Sharks in the Moat
Page 54
The type of testing I just described is best represented by a technique called fuzzing, or testing by the injection of random information and then observing how the application behaves. The data produced by fuzzing is called fuzz data or fuzzing oracle, and can equally apply to both white and black box testing. With white box testing, fuzzing is targeted to how the source code is written, and it is easier to ensure full code coverage since everything is known about the various paths that need to be tested. With black box testing that has zero knowledge, there is little guarantee that all possible paths are covered.
Fuzz data can be created using either recursion or replacement. In recursive fuzzing, fuzz data is created by iterating through all possible pre-defined values. With replacement fuzzing, all possible values are not pre-defined as a set to be iterated through, but instead are created using an algorithm to replace portions of the data until all possible values have been created. Independent of how fuzzing data is created, there are two approaches to fuzzing execution – generation-based and mutation-based.
Generation-based fuzzing requires some knowledge of the internal algorithm or process, usually as a result of carrying out white box testing. This approach examines the expected data structures, messages and sequence of events, and ‘messes’ with the input so it does not match what the code expects. Because the data is generated in a purposeful way and requires knowledge of the internal mechanisms, this is often called smart fuzzing or intelligent fuzzing. The downside of smart fuzzing is that it initially requires time to setup and execute, and it will not cover new or proprietary protocols since knowledge is required. On the upside, smart fuzzing will result in greater code coverage.

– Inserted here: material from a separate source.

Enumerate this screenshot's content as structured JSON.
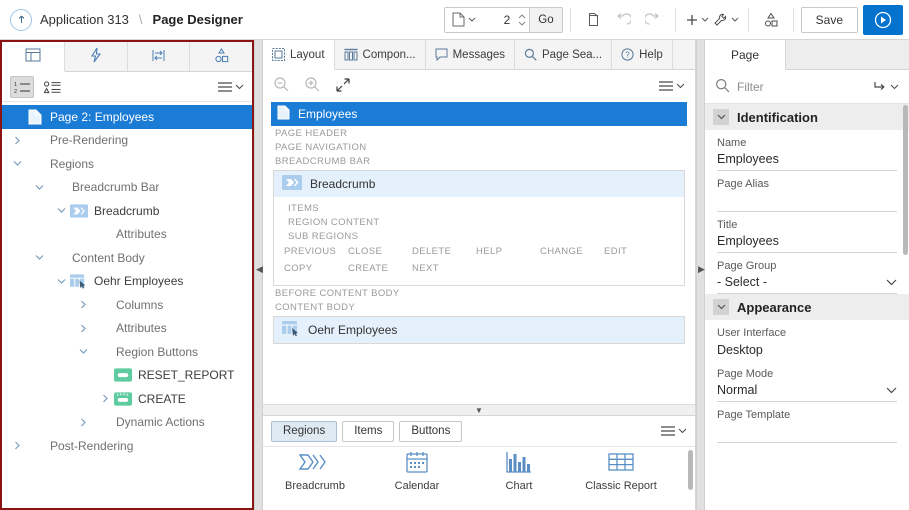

The alternative to smart fuzzing is dumb fuzzing, officially called mutation-based fuzzing. Dumb fuzzing has no foreknowledge of the data structure or protocols used, and it relies on existing data samples to figure this out, using either recursion or replacement to create the fuzz data. The type of testing I carried out and described previously was a form of dumb fuzzing, and it can often lead to DoS or destruction of data. This does not mean it has less value than smart fuzzing – it simply means that dumb fuzzing is best carried out in a non-production environment ‘just in case’.
Figure 143: Software-Related Intellectual Property
Intellectual Property (IP) Ownership and Responsibilities
Regardless of your views on capitalism, at its core lies the principle of protecting intellectual property, or IP. The World Intellectual Property Organization, or WIPO, defines IP as the ‘creations of the mind’. Capitalism is based on the idea that if you invent something from your mind, then you should profit from it in your pocket. The protection of IP is all about that core concept – preventing someone else from being able to reproduce the hard work of your own mind, thereby preserving your ability to profit from it. Profit doesn’t always mean money though – many people invent things simply because they want to help the human race, with recognition of their achievements being reward enough. Recognition can sometimes be the greatest reward.
Getting back to the world of software, the protection of IP is one of the fundamental purposes for supply chain management, which we cover in the next section. In this chapter we are going to deal mostly with the types of licensing and leave any discussions of implementing protection in the supply chain for a different conversation.
Types of IP
As shown in Figure 143, IP comes in two primary flavors – industrial property, and copyright. Industrial property can be further broken down into two sub-categories – innovation and fair competition. Innovative IP covers the design and creation of technology, such as inventions and trade secrets. Fair competition IP protects consumers by allowing them to distinguish one product or service from another, such as trademarks or brands. Copyright protects authors of written works or artistic works such as paintings. Many people find it odd that software falls under the literary and artistic umbrella instead of the more technologically-focused innovative sub-category. Being a programmer myself, it makes perfect sense as it requires a great deal of creativity to design and implement quality and useful software.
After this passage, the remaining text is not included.